Tribune – Une action de groupe étendue à la santé et à l’environnement?

Michèle Bonneton (députée), Leila Aïchi (sénatrice), Brigitte Allain (députée), Jean-Vincent Placé (sénateur), Jean-Louis Roumégas (député).

Le projet de loi « Consommation » en cours d’examen en ce moment à l’Assemblée Nationale apporte de nombreuses améliorations aux droits et à l’information des consommateurs.

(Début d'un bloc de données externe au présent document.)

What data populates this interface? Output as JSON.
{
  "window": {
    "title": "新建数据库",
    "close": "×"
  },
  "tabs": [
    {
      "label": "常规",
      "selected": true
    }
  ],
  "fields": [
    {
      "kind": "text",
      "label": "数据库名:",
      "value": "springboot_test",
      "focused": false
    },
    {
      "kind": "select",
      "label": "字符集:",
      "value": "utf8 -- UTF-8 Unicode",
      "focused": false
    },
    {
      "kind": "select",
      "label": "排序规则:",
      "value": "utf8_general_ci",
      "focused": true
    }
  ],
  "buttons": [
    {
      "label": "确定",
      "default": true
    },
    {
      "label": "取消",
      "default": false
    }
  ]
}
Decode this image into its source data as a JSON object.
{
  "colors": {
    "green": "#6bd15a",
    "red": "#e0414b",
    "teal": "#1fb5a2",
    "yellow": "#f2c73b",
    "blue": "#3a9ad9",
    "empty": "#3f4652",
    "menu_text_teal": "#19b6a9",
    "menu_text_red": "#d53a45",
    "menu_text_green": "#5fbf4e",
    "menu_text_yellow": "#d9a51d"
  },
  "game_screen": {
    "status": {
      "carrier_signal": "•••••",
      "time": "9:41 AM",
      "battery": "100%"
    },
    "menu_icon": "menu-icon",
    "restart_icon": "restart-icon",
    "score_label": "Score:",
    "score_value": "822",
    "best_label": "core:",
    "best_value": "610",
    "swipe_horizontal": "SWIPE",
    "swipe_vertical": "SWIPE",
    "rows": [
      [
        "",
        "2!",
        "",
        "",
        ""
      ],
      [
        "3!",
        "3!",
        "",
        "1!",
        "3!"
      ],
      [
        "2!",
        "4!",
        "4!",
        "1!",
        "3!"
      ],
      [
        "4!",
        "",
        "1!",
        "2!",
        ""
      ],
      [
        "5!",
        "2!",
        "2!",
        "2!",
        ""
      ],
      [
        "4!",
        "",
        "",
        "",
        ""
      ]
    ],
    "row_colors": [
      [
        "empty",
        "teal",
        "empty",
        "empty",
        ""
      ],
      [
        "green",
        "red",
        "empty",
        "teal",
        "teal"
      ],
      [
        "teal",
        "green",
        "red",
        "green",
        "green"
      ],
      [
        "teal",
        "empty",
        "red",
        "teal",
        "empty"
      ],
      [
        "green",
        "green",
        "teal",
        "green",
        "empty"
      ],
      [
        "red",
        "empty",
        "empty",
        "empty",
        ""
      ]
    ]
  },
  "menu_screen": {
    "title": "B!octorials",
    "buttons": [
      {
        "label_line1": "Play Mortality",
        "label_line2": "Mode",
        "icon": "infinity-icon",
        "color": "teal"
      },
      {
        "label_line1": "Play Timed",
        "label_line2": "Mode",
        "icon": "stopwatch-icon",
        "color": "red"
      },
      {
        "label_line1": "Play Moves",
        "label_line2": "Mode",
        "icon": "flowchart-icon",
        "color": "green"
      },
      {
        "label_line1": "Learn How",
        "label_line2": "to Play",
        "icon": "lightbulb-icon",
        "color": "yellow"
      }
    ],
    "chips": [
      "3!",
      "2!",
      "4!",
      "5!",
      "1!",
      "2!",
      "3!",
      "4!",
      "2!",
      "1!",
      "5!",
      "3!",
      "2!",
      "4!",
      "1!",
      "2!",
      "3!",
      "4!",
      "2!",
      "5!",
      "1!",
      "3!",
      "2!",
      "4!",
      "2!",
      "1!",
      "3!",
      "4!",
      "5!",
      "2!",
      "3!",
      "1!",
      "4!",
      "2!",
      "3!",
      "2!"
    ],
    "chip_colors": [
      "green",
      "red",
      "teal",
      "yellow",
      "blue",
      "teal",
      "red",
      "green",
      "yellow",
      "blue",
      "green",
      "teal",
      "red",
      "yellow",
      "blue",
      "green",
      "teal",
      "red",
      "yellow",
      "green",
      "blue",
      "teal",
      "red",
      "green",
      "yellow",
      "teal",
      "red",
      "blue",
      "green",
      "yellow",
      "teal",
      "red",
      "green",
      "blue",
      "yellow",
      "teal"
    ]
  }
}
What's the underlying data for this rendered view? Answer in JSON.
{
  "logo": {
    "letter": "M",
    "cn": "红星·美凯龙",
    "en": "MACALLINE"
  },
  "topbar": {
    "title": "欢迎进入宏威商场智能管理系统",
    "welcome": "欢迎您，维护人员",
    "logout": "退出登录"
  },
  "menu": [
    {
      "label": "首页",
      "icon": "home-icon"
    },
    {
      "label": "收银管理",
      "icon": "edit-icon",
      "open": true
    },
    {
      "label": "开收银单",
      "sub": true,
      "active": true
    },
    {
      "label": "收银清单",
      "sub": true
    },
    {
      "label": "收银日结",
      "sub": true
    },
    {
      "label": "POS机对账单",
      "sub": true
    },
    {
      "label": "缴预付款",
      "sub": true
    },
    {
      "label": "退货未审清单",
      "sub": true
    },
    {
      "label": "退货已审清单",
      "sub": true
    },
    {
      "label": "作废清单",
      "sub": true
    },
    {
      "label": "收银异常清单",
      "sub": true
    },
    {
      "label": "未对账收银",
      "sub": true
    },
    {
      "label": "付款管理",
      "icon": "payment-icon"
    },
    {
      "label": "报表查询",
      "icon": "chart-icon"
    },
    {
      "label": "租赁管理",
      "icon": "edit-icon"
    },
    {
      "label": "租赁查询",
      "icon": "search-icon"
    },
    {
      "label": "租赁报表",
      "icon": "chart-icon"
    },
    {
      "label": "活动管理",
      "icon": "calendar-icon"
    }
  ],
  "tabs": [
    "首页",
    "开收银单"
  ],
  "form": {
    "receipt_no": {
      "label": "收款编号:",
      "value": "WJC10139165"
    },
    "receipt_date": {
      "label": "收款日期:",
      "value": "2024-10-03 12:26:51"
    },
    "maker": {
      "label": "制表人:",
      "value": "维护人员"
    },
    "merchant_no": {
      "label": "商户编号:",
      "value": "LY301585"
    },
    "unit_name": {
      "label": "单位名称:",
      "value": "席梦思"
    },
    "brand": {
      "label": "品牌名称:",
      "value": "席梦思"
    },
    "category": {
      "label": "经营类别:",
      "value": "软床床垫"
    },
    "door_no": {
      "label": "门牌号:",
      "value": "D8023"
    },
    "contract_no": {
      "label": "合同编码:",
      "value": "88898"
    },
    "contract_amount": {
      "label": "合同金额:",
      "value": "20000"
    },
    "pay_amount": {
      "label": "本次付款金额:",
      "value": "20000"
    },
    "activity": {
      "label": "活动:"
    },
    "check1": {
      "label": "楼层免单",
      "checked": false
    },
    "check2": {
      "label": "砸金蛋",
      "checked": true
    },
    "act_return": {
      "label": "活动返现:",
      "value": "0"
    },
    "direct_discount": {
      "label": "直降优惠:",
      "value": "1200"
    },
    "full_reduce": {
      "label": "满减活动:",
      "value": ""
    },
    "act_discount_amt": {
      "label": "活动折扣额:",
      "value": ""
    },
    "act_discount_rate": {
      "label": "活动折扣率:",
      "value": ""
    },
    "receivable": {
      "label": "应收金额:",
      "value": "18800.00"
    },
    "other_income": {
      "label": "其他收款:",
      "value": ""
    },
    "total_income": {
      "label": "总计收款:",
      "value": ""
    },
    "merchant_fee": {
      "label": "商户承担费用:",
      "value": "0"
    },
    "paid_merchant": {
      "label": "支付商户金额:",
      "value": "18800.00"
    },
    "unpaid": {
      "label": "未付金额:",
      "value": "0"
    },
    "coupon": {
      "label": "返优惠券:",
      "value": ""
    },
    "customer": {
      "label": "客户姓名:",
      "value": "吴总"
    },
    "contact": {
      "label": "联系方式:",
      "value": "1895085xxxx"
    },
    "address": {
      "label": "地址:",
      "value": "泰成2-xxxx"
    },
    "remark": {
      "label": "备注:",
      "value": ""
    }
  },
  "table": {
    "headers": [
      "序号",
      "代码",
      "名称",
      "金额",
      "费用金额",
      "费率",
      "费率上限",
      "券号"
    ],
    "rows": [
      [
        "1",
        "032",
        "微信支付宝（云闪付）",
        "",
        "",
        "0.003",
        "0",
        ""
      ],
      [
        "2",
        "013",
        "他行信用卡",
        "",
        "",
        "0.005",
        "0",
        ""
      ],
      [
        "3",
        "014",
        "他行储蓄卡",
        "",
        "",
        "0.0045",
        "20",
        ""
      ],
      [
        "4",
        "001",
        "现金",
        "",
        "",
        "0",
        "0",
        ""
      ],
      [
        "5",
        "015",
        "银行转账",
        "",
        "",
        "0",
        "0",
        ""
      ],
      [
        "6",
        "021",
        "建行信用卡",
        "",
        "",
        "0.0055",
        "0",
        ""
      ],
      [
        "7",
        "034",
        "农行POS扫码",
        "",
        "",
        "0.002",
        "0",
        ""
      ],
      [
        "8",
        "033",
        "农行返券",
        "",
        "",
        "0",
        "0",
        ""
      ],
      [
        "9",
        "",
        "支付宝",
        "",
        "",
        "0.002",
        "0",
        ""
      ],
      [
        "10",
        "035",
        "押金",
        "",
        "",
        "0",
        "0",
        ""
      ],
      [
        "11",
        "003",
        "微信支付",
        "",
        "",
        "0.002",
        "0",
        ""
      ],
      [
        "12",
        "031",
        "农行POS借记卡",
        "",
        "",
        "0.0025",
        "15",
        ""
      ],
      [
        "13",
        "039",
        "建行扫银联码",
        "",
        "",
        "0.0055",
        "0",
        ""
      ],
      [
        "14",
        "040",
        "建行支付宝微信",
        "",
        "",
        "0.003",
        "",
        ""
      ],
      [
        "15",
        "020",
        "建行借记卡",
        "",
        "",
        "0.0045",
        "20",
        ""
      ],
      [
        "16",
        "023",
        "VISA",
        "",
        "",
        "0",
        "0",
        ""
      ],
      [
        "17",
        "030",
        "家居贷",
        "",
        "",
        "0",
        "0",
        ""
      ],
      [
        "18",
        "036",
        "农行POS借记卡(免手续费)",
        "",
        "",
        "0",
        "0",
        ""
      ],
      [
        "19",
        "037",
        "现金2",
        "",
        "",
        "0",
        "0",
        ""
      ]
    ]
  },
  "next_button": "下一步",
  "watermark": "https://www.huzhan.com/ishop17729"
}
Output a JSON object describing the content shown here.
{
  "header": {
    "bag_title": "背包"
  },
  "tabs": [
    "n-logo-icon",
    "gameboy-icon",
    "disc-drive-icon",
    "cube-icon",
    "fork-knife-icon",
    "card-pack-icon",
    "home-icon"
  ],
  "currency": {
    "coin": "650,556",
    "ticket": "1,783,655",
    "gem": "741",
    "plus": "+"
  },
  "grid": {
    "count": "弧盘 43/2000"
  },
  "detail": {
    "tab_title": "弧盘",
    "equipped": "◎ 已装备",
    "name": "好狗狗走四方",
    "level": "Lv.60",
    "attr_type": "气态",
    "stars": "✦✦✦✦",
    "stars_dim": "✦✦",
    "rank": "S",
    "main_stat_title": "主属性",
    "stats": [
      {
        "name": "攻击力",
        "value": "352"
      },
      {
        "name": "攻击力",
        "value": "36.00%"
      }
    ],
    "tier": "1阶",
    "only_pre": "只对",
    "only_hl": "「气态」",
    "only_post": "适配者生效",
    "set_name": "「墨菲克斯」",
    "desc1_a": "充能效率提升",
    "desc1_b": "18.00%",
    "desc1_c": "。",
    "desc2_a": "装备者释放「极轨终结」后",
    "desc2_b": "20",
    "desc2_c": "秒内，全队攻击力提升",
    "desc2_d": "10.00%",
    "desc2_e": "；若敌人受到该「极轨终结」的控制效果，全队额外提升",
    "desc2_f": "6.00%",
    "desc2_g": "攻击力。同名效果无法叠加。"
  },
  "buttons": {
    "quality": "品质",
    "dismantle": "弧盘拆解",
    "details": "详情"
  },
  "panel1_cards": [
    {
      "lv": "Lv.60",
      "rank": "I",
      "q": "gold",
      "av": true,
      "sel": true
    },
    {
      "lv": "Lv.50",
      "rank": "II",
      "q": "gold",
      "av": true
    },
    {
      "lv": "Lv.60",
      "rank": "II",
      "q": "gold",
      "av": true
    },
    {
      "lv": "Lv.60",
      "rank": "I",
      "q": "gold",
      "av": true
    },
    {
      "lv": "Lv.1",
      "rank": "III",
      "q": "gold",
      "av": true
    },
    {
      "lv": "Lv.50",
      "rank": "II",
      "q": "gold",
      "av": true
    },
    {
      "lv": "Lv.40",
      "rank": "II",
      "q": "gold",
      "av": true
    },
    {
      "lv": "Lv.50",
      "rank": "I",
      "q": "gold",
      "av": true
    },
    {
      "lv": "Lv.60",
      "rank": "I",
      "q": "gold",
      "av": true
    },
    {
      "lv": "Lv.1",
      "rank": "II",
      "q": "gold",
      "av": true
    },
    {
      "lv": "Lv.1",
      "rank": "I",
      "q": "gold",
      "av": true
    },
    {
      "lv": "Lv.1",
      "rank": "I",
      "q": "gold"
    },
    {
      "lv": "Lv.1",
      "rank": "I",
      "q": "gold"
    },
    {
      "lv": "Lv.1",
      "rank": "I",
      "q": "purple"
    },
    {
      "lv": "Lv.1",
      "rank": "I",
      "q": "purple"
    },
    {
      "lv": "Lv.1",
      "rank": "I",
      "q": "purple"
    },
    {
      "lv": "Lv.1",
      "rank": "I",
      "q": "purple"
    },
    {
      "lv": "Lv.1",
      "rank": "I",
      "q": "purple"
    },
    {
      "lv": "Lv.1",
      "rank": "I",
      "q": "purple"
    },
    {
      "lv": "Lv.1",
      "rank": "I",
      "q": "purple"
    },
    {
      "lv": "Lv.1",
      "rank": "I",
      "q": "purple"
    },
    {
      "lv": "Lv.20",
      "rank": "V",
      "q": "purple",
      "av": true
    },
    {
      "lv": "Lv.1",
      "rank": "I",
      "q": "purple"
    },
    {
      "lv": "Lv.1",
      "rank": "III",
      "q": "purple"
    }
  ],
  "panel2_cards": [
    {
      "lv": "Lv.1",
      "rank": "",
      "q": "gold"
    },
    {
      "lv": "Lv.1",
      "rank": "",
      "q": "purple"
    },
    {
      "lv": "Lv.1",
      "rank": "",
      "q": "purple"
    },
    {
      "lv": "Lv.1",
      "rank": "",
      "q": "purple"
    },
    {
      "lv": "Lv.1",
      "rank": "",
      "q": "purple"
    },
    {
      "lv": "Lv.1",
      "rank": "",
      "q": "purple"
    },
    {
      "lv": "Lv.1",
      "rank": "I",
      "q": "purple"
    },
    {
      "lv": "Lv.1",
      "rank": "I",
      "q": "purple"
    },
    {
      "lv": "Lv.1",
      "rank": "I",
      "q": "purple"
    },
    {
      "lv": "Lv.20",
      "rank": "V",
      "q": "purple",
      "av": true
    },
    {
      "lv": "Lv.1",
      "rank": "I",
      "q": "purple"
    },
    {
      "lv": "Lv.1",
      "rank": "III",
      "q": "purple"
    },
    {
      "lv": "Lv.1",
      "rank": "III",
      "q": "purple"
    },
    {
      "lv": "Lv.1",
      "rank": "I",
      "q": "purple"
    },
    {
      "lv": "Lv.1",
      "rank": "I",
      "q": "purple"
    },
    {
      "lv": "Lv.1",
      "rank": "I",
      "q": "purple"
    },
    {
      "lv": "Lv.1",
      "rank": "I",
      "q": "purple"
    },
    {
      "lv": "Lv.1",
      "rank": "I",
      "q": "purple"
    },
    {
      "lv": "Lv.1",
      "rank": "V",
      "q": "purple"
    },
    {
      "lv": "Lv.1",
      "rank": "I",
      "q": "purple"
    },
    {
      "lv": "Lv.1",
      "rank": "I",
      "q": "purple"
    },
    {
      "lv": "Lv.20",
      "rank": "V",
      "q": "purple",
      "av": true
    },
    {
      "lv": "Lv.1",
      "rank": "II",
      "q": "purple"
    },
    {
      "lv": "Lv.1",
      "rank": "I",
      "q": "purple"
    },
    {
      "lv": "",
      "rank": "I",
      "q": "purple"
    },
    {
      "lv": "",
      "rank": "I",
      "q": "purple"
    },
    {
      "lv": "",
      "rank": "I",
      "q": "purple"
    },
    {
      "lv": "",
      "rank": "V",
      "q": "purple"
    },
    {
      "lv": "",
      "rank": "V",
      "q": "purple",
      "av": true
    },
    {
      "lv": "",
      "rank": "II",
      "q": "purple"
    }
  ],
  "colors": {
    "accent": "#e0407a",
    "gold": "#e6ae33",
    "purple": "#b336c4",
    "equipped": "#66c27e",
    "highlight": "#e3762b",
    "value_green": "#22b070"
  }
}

Le texte inscrit notamment une innovation importante dans le droit français, la possibilité pour les consommateurs lésés de se regrouper pour réaliser une action en justice. L’ « action de groupe » est un véritable contrepoids citoyen face aux abus des entreprises aux pratiques illégales, comme par exemple les compagnies téléphoniques qui s’entendaient sur les prix et pratiquaient des surfacturations. Le consommateur pourra aussi agir dans les cas de tromperie comme celui des lasagnes à la viande de cheval, ou l’obsolescence programmée, stratagème utilisé par certains industriels pour écourter la durée de vie de nos produits, contre lequel les écologistes proposent notamment une définition juridique pour faciliter les actions de groupe. En faisant masse, les citoyens pourront désormais obtenir réparation du préjudice matériel subit, mais également influencer en amont les pratiques des entreprises qui seraient ainsi découragées de « tenter l’entourloupe ».

Si l’inscription de l‘action de groupe dans la législation française est une revendication historique des écologistes, nous pensons qu’il est regrettable de limiter cette avancée aux questions de consommation et de ne pas l’étendre aux domaines environnementaux et sanitaires. Nous avons le sentiment que le texte s’arrête en chemin.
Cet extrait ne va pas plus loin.